Wired News: Invasion of
the Web Film Critics
February 28, 2004
the Web Film Critics
Originally posted on www.wired.com
by Jason Silverman
James Berardinelli estimates that a hundred or so filmgoers read his first online review -- of the 1993 film Scent of a Woman -- when he posted it at a newsgroup. This week, Berardinelli guesses that about 100,000 readers will click on his The Passion of the Christ review.
The readership at Berardinelli's site ReelViews now rivals that of a small weekly newspaper. So Berardinelli has arrived as a film critic, right?
Not in the eyes of movie publicists, he said. He and other online film critics continue to struggle for respect.
Though their readership is growing, online film critics remain at the bottom of the movie-publicity food chain -- far below daily newspaper critics, magazine writers and broadcast reporters. They are the last to be invited for preview screenings, are seldom quoted in movie ads and remain largely off the radar for Hollywood studios.

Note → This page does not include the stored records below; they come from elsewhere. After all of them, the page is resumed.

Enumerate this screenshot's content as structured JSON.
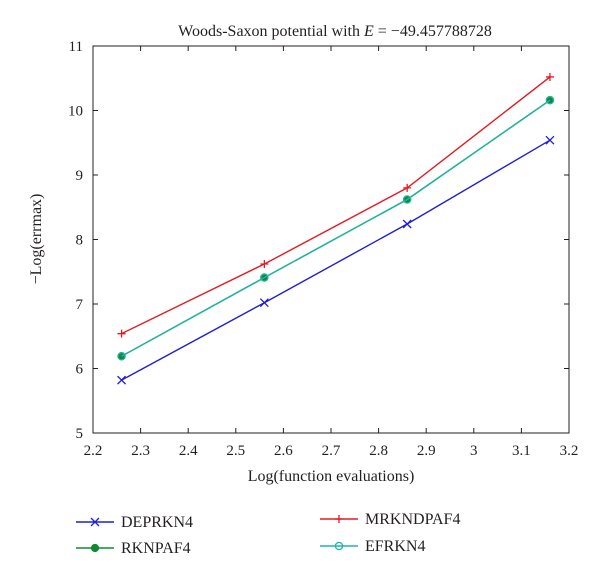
{
  "chart_data": {
    "type": "line",
    "title": {
      "prefix": "Woods-Saxon potential with ",
      "variable": "E",
      "suffix": " = −49.457788728"
    },
    "xlabel": "Log(function evaluations)",
    "ylabel": "−Log(errmax)",
    "xlim": [
      2.2,
      3.2
    ],
    "ylim": [
      5,
      11
    ],
    "xticks": [
      "2.2",
      "2.3",
      "2.4",
      "2.5",
      "2.6",
      "2.7",
      "2.8",
      "2.9",
      "3",
      "3.1",
      "3.2"
    ],
    "yticks": [
      "5",
      "6",
      "7",
      "8",
      "9",
      "10",
      "11"
    ],
    "x": [
      2.26,
      2.56,
      2.86,
      3.16
    ],
    "series": [
      {
        "name": "DEPRKN4",
        "values": [
          5.82,
          7.02,
          8.24,
          9.54
        ],
        "color": "#1f1fd6",
        "marker": "x"
      },
      {
        "name": "MRKNDPAF4",
        "values": [
          6.54,
          7.62,
          8.8,
          10.52
        ],
        "color": "#e31b23",
        "marker": "plus"
      },
      {
        "name": "RKNPAF4",
        "values": [
          6.19,
          7.41,
          8.62,
          10.16
        ],
        "color": "#0f8a30",
        "marker": "dot"
      },
      {
        "name": "EFRKN4",
        "values": [
          6.19,
          7.41,
          8.62,
          10.16
        ],
        "color": "#1fb5a6",
        "marker": "circle"
      }
    ],
    "grid": false,
    "legend_position": "bottom"
  }
}
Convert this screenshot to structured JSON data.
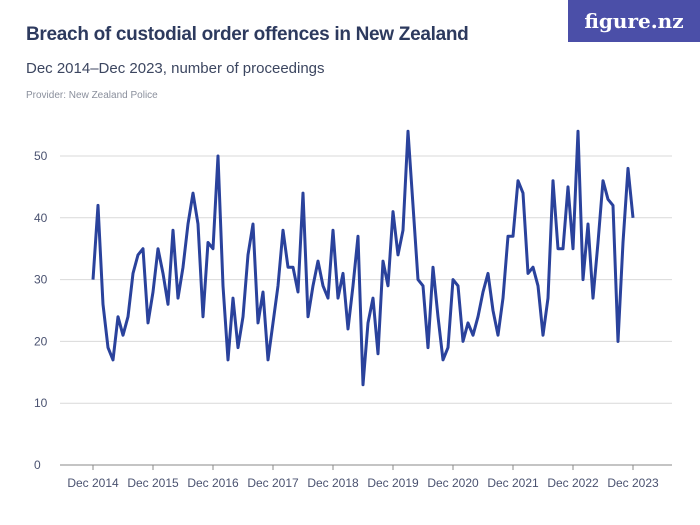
{
  "header": {
    "title": "Breach of custodial order offences in New Zealand",
    "subtitle": "Dec 2014–Dec 2023, number of proceedings",
    "provider": "Provider: New Zealand Police",
    "logo": "figure.nz"
  },
  "colors": {
    "line": "#2a429c",
    "grid": "#d9d9d9",
    "logo_bg": "#4b4fa8"
  },
  "chart_data": {
    "type": "line",
    "title": "Breach of custodial order offences in New Zealand",
    "x_frequency": "monthly",
    "x_start": "Dec 2014",
    "x_end": "Dec 2023",
    "x_tick_labels": [
      "Dec 2014",
      "Dec 2015",
      "Dec 2016",
      "Dec 2017",
      "Dec 2018",
      "Dec 2019",
      "Dec 2020",
      "Dec 2021",
      "Dec 2022",
      "Dec 2023"
    ],
    "y_tick_labels": [
      "0",
      "10",
      "20",
      "30",
      "40",
      "50"
    ],
    "ylim": [
      0,
      55
    ],
    "grid": true,
    "values": [
      30,
      42,
      26,
      19,
      17,
      24,
      21,
      24,
      31,
      34,
      35,
      23,
      28,
      35,
      31,
      26,
      38,
      27,
      32,
      39,
      44,
      39,
      24,
      36,
      35,
      50,
      29,
      17,
      27,
      19,
      24,
      34,
      39,
      23,
      28,
      17,
      23,
      29,
      38,
      32,
      32,
      28,
      44,
      24,
      29,
      33,
      29,
      27,
      38,
      27,
      31,
      22,
      29,
      37,
      13,
      23,
      27,
      18,
      33,
      29,
      41,
      34,
      38,
      54,
      42,
      30,
      29,
      19,
      32,
      24,
      17,
      19,
      30,
      29,
      20,
      23,
      21,
      24,
      28,
      31,
      25,
      21,
      27,
      37,
      37,
      46,
      44,
      31,
      32,
      29,
      21,
      27,
      46,
      35,
      35,
      45,
      35,
      54,
      30,
      39,
      27,
      36,
      46,
      43,
      42,
      20,
      36,
      48,
      40
    ]
  }
}
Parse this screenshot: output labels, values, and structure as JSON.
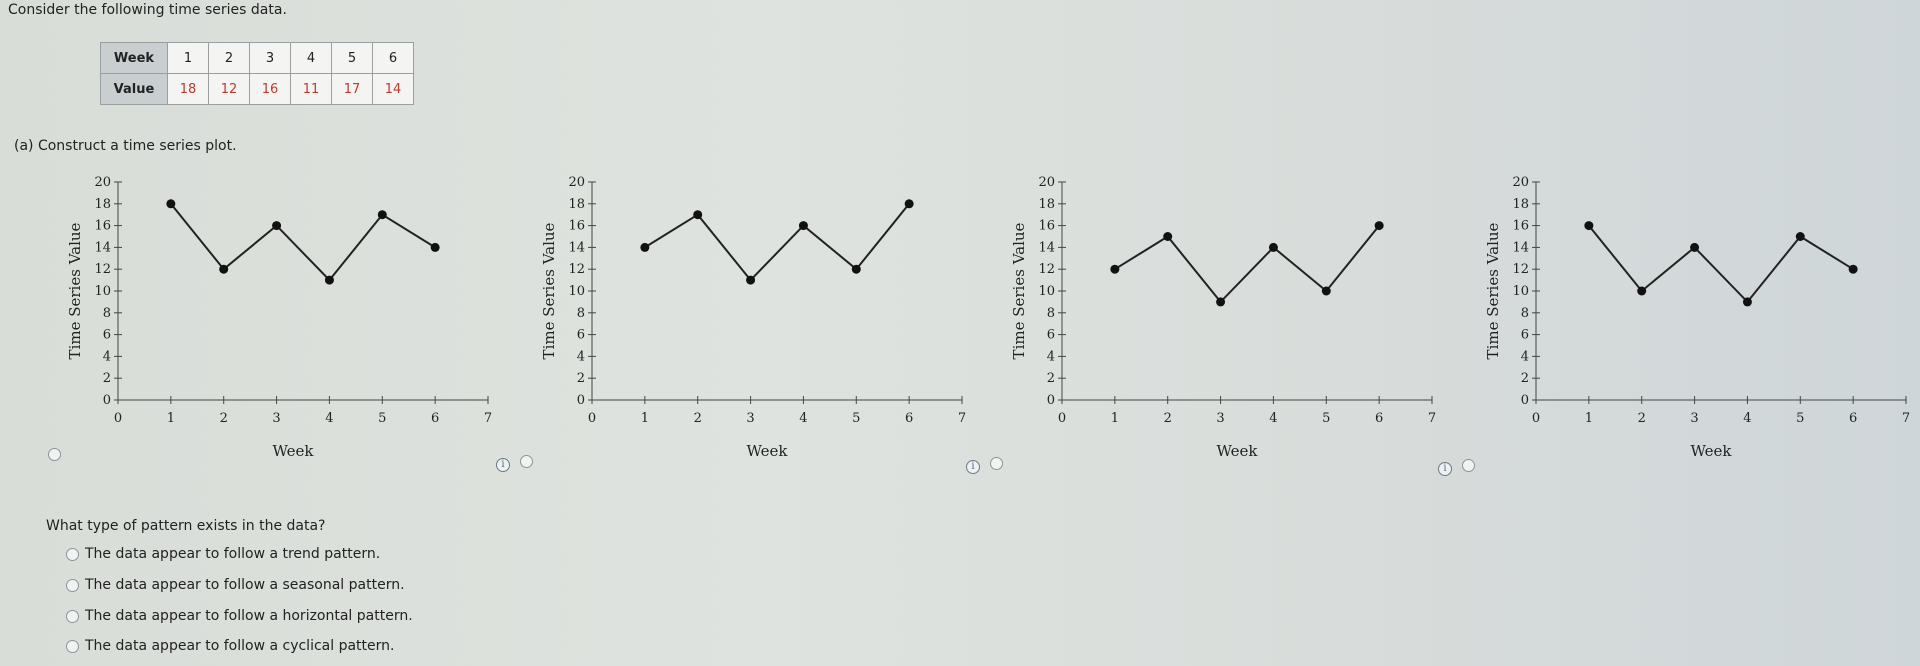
{
  "intro": "Consider the following time series data.",
  "table": {
    "row_headers": [
      "Week",
      "Value"
    ],
    "weeks": [
      "1",
      "2",
      "3",
      "4",
      "5",
      "6"
    ],
    "values": [
      "18",
      "12",
      "16",
      "11",
      "17",
      "14"
    ]
  },
  "part_a": "(a)  Construct a time series plot.",
  "chart_data": [
    {
      "type": "line",
      "x": [
        1,
        2,
        3,
        4,
        5,
        6
      ],
      "y": [
        18,
        12,
        16,
        11,
        17,
        14
      ],
      "xlabel": "Week",
      "ylabel": "Time Series Value",
      "xlim": [
        0,
        7
      ],
      "ylim": [
        0,
        20
      ],
      "xticks": [
        "0",
        "1",
        "2",
        "3",
        "4",
        "5",
        "6",
        "7"
      ],
      "yticks": [
        "0",
        "2",
        "4",
        "6",
        "8",
        "10",
        "12",
        "14",
        "16",
        "18",
        "20"
      ]
    },
    {
      "type": "line",
      "x": [
        1,
        2,
        3,
        4,
        5,
        6
      ],
      "y": [
        14,
        17,
        11,
        16,
        12,
        18
      ],
      "xlabel": "Week",
      "ylabel": "Time Series Value",
      "xlim": [
        0,
        7
      ],
      "ylim": [
        0,
        20
      ],
      "xticks": [
        "0",
        "1",
        "2",
        "3",
        "4",
        "5",
        "6",
        "7"
      ],
      "yticks": [
        "0",
        "2",
        "4",
        "6",
        "8",
        "10",
        "12",
        "14",
        "16",
        "18",
        "20"
      ]
    },
    {
      "type": "line",
      "x": [
        1,
        2,
        3,
        4,
        5,
        6
      ],
      "y": [
        12,
        15,
        9,
        14,
        10,
        16
      ],
      "xlabel": "Week",
      "ylabel": "Time Series Value",
      "xlim": [
        0,
        7
      ],
      "ylim": [
        0,
        20
      ],
      "xticks": [
        "0",
        "1",
        "2",
        "3",
        "4",
        "5",
        "6",
        "7"
      ],
      "yticks": [
        "0",
        "2",
        "4",
        "6",
        "8",
        "10",
        "12",
        "14",
        "16",
        "18",
        "20"
      ]
    },
    {
      "type": "line",
      "x": [
        1,
        2,
        3,
        4,
        5,
        6
      ],
      "y": [
        16,
        10,
        14,
        9,
        15,
        12
      ],
      "xlabel": "Week",
      "ylabel": "Time Series Value",
      "xlim": [
        0,
        7
      ],
      "ylim": [
        0,
        20
      ],
      "xticks": [
        "0",
        "1",
        "2",
        "3",
        "4",
        "5",
        "6",
        "7"
      ],
      "yticks": [
        "0",
        "2",
        "4",
        "6",
        "8",
        "10",
        "12",
        "14",
        "16",
        "18",
        "20"
      ]
    }
  ],
  "question": "What type of pattern exists in the data?",
  "answers": [
    "The data appear to follow a trend pattern.",
    "The data appear to follow a seasonal pattern.",
    "The data appear to follow a horizontal pattern.",
    "The data appear to follow a cyclical pattern."
  ],
  "icons": {
    "info": "info-icon",
    "radio": "radio-button"
  }
}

"Online critics have nowhere near the kind of respect that is given to other journalists," said David Edelstein of Slate, who also is the film critic for National Public Radio's Fresh Air and a frequent contributor to The New York Times. "Variety doesn't take them seriously, skipping them when it samples critics. The New York Film Critics Circle doesn't allow onliners in. I write for a publication with between 5 (million) and 6 million readers, but most studio publicists make no distinctions between it and any other website."

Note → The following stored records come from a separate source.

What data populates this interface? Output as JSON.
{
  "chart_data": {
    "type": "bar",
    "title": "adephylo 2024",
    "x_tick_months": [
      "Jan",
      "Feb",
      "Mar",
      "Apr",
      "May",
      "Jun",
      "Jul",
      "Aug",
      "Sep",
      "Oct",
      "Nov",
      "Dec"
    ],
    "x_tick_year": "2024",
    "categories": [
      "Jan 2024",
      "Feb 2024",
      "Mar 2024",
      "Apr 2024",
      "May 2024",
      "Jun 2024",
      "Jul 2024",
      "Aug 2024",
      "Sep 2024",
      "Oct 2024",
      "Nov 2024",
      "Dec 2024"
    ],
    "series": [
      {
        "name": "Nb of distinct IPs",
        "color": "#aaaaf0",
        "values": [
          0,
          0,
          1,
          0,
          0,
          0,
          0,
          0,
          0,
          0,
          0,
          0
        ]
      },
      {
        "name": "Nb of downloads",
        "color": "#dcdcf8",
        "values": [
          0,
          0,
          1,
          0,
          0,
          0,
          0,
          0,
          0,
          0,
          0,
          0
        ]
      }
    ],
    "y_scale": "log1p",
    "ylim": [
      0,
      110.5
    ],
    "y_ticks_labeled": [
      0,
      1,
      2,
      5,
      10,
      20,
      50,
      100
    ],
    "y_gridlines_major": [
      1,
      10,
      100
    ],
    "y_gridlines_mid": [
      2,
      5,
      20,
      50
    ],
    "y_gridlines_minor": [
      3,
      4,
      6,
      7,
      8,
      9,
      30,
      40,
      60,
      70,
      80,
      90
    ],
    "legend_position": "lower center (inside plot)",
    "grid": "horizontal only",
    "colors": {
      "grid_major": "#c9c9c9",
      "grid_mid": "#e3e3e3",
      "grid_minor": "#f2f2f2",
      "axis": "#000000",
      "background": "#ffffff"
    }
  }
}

Edelstein said he hasn't seen much improvement in the treatment of online critics in the six years he's been writing for Slate. But Gordon Paddison, the executive vice president of integrated marketing at New Line Cinema, believes online critics are more valued by the studios than they were even two years ago.
During the Internet explosion, he said, the online activity was happening so fast and furiously that the studios couldn't keep up. Recently, however, publicists and marketing executives -- some who may have been a bit slow to pick up on the potential of the Web -- have begun to sort out who is who online.

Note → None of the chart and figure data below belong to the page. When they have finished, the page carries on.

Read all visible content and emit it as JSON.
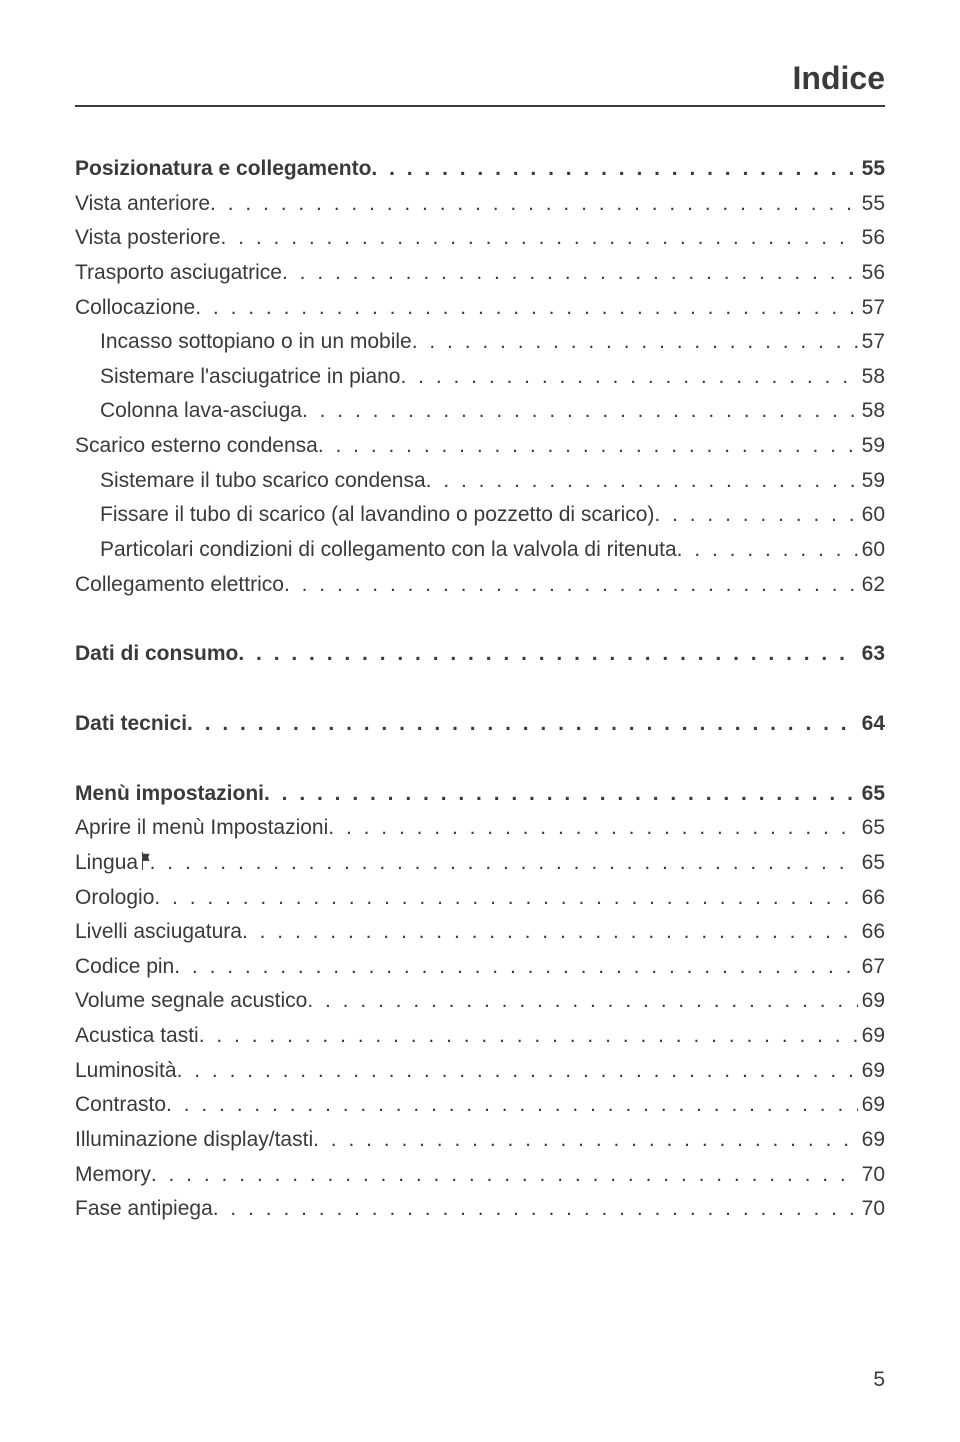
{
  "title": "Indice",
  "pageNumber": "5",
  "colors": {
    "text": "#3a3a3a",
    "background": "#ffffff",
    "rule": "#3a3a3a"
  },
  "typography": {
    "title_fontsize": 32,
    "body_fontsize": 21,
    "line_height": 1.65
  },
  "sections": [
    {
      "entries": [
        {
          "label": "Posizionatura e collegamento",
          "page": "55",
          "bold": true,
          "indent": 0
        },
        {
          "label": "Vista anteriore",
          "page": "55",
          "bold": false,
          "indent": 0
        },
        {
          "label": "Vista posteriore",
          "page": "56",
          "bold": false,
          "indent": 0
        },
        {
          "label": "Trasporto asciugatrice",
          "page": "56",
          "bold": false,
          "indent": 0
        },
        {
          "label": "Collocazione",
          "page": "57",
          "bold": false,
          "indent": 0
        },
        {
          "label": "Incasso sottopiano o in un mobile",
          "page": "57",
          "bold": false,
          "indent": 1
        },
        {
          "label": "Sistemare l'asciugatrice in piano",
          "page": "58",
          "bold": false,
          "indent": 1
        },
        {
          "label": "Colonna lava-asciuga",
          "page": "58",
          "bold": false,
          "indent": 1
        },
        {
          "label": "Scarico esterno condensa",
          "page": "59",
          "bold": false,
          "indent": 0
        },
        {
          "label": "Sistemare il tubo scarico condensa",
          "page": "59",
          "bold": false,
          "indent": 1
        },
        {
          "label": "Fissare il tubo di scarico (al lavandino o pozzetto di scarico)",
          "page": "60",
          "bold": false,
          "indent": 1
        },
        {
          "label": "Particolari condizioni di collegamento con la valvola di ritenuta",
          "page": "60",
          "bold": false,
          "indent": 1
        },
        {
          "label": "Collegamento elettrico",
          "page": "62",
          "bold": false,
          "indent": 0
        }
      ]
    },
    {
      "entries": [
        {
          "label": "Dati di consumo",
          "page": "63",
          "bold": true,
          "indent": 0
        }
      ]
    },
    {
      "entries": [
        {
          "label": "Dati tecnici",
          "page": "64",
          "bold": true,
          "indent": 0
        }
      ]
    },
    {
      "entries": [
        {
          "label": "Menù impostazioni",
          "page": "65",
          "bold": true,
          "indent": 0
        },
        {
          "label": "Aprire il menù Impostazioni",
          "page": "65",
          "bold": false,
          "indent": 0
        },
        {
          "label": "Lingua",
          "page": "65",
          "bold": false,
          "indent": 0,
          "hasFlag": true
        },
        {
          "label": "Orologio",
          "page": "66",
          "bold": false,
          "indent": 0
        },
        {
          "label": "Livelli asciugatura",
          "page": "66",
          "bold": false,
          "indent": 0
        },
        {
          "label": "Codice pin",
          "page": "67",
          "bold": false,
          "indent": 0
        },
        {
          "label": "Volume segnale acustico",
          "page": "69",
          "bold": false,
          "indent": 0
        },
        {
          "label": "Acustica tasti",
          "page": "69",
          "bold": false,
          "indent": 0
        },
        {
          "label": "Luminosità",
          "page": "69",
          "bold": false,
          "indent": 0
        },
        {
          "label": "Contrasto",
          "page": "69",
          "bold": false,
          "indent": 0
        },
        {
          "label": "Illuminazione display/tasti",
          "page": "69",
          "bold": false,
          "indent": 0
        },
        {
          "label": "Memory",
          "page": "70",
          "bold": false,
          "indent": 0
        },
        {
          "label": "Fase antipiega",
          "page": "70",
          "bold": false,
          "indent": 0
        }
      ]
    }
  ]
}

"There's simply not as much clutter, not as much noise," Paddison said. "The real journalists and critics are the ones who have been left standing -- they are the ones with the talent, the passion and the voice."
Paddison also said his research indicates the Internet is the preferred way for filmgoers 18 to 35 years old to research films.
"I think, absolutely, online journalists will receive more awareness, power and credibility as time goes on," Paddison said.
Berardinelli, too, believes that online critics will begin to receive more respect. With newspapers in eclipse, he said, more readers are heading online for film-related information.
"I think in 10 years the majority of critics will be online," he said. "If anyone asks me how to become a film critic, my advice is to write online, not to go after a newspaper job."
Certainly, writing online has its advantages. Online critics can file their stories later, develop a dialogue with readers and correct the embarrassing errors that are inevitable for writers on deadline.
For most, however, writing reviews primarily for online publication remains a hobby or second job. Even as eyeballs are heading online, money remains tied up in print publications. Berardinelli's paychecks come from his job as an engineer. Harvey Karten, another active reviewer, is a retired public-school teacher.
Only a handful of critics -- including Stephanie Zacharek and Charles Taylor of Salon, and Edelstein -- earn their living writing for online publications, even though an online presence is increasingly a necessity for the professional film critic.
"If you are not on the Web, you don't exist for a significant number of people," said David Poland of Movie City News, a film industry news site. An example, he said, was the Los Angeles Times critic Manhola Dargis, who had begun to build a large international fan base until the newspaper switched to a subscription-based website.
Certainly, readers seem responsive to the new world of online film criticism. Most look far beyond what their local newspaper critic has to say. The de rigueur sites for film buffs include Metacritic.com and Rotten Tomatoes, both of which offer numeric ratings and one-sentence excerpts from dozens of reviews.
Critics, too, are embracing the Internet's possibilities. Slate's Movie Club, a year-end conversation between five prominent critics, is far more lively and contentious than printed roundtables, and more thoughtful than TV panel discussions.
What's more, the online critics have begun to organize themselves. The Online Film Critics Society, which includes 115 writers, announced its year-end awards on Jan. 5. (Lord of the Rings was the big winner with nine awards; Andy Serkis, as the animated Gollum, received an acting nomination.)
The OFCS, Berardinelli said, "separates the wheat from the chaff. There are thousands of people writing out there, and many of their reviews are pretty puerile."
But an online critics group can only do so much, according to Karten, who founded the OFCS in 1997 and the New York Film Critics Online last year.
"We are still in the dumps," he said of online critics. "The publicists are living in the pre-Internet times -- they aren't sure what to make of the onliners. I know we have more influence at the box office than any studio gives us credit for."